Cox Building Firm of Vista has been awarded a $13.5 million agreement to develop the substitute for Oceanside’s downtown Fireplace Station No. 1, which was constructed in 1929 and opened in 1930.
The Oceanside City Council awarded the contract previous week and licensed additional funding of up to 10 %, or $1.35 million, for contingency costs and $1.6 million for permits, expenses, home furniture and equipment, bringing the complete predicted price tag to $16.5 million.
Design is predicted to start off in August. Cox will make the new hearth station on a Civic Middle Generate property the city bought for $1.6 million in 2004 a tiny additional than a single block away from the old station.
The old firehouse on Pier Watch Way will become component of its up coming-door neighbor, the Oceanside Museum of Artwork, which occupies the primary Oceanside City Hall. Equally structures were developed by famous architect Irving Gill.
Cox submitted the least expensive of five bids for the construction challenge. The other bids were $13.9 million from PCN3, Inc., of Los Alamitos, $14.6 million from Edwards Building Team of Nipomo, $15.6 million from Woodcliff Corp. of Los Angeles, and $16.2 million from Macro-Z Technological innovation of Santa Ana.
Money for the task will come from Evaluate X, a 50 %-cent, seven-year income tax Oceanside voters approved in 2018 to enable spend for public security, infrastructure initiatives, road repairs and systems to assist the homeless. The station also certified for a $3.5 million grant from the Defense Neighborhood Infrastructure Software since of the place in close proximity to Camp Pendleton.

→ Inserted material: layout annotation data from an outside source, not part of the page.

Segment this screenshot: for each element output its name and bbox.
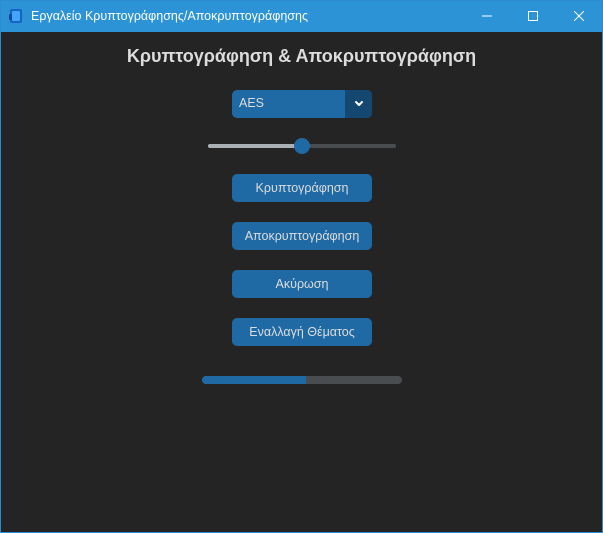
strength-slider[interactable] [208, 138, 396, 154]
progress-bar [202, 376, 402, 384]
chevron-down-icon [354, 95, 364, 113]
close-button[interactable] [556, 1, 602, 32]
main-content: Κρυπτογράφηση & Αποκρυπτογράφηση AES Κρυ… [1, 32, 602, 532]
decrypt-button[interactable]: Αποκρυπτογράφηση [232, 222, 372, 250]
slider-fill [208, 144, 302, 148]
maximize-button[interactable] [510, 1, 556, 32]
app-window: Εργαλείο Κρυπτογράφησης/Αποκρυπτογράφηση… [0, 0, 603, 533]
cancel-button[interactable]: Ακύρωση [232, 270, 372, 298]
encrypt-button[interactable]: Κρυπτογράφηση [232, 174, 372, 202]
progress-fill [202, 376, 306, 384]
app-icon [9, 8, 23, 24]
toggle-theme-button[interactable]: Εναλλαγή Θέματος [232, 318, 372, 346]
minimize-button[interactable] [464, 1, 510, 32]
minimize-icon [482, 8, 492, 26]
title-bar[interactable]: Εργαλείο Κρυπτογράφησης/Αποκρυπτογράφηση… [1, 1, 602, 32]
algorithm-dropdown-button[interactable] [345, 90, 372, 118]
slider-knob[interactable] [294, 138, 310, 154]
algorithm-select-value: AES [239, 96, 265, 110]
algorithm-select[interactable]: AES [232, 90, 372, 118]
page-title: Κρυπτογράφηση & Αποκρυπτογράφηση [126, 46, 477, 66]
window-title: Εργαλείο Κρυπτογράφησης/Αποκρυπτογράφηση… [31, 9, 308, 23]
close-icon [573, 8, 585, 26]
maximize-icon [528, 8, 538, 26]
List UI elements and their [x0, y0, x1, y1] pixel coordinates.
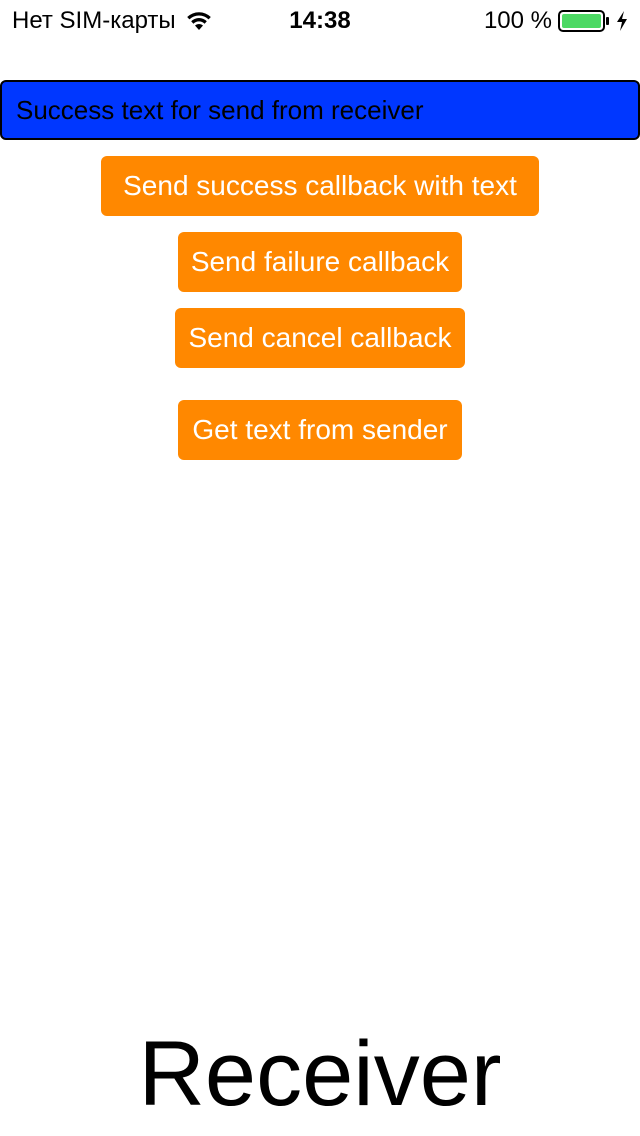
result-text-field[interactable]: Success text for send from receiver	[0, 80, 640, 140]
screen-title: Receiver	[138, 1023, 502, 1125]
battery-percent: 100 %	[483, 7, 552, 34]
status-bar: Нет SIM-карты 14:38 100 %	[0, 0, 640, 40]
charging-bolt-icon	[616, 10, 628, 32]
battery-icon	[558, 10, 610, 32]
send-success-callback-button[interactable]: Send success callback with text	[101, 156, 539, 216]
receiver-screen: Нет SIM-карты 14:38 100 % Success text f…	[0, 0, 640, 1136]
get-text-from-sender-button[interactable]: Get text from sender	[178, 400, 462, 460]
send-failure-callback-button[interactable]: Send failure callback	[178, 232, 462, 292]
status-right-group: 100 %	[484, 8, 628, 34]
send-cancel-callback-button[interactable]: Send cancel callback	[175, 308, 465, 368]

The council turned down an original spherical of bids on April 6 since some of them integrated clerical errors, and asked for new submissions April 18.
Oceanside has eight fireplace stations.
Town officers say the previous station No. 1 is unwell-equipped for blazes in the six- and seven-tale structures that have popped up downtown. The city’s closest ladder-truck is miles absent at Station No. 7 in the San Luis Rey Valley, which can incorporate minutes to downtown reaction occasions.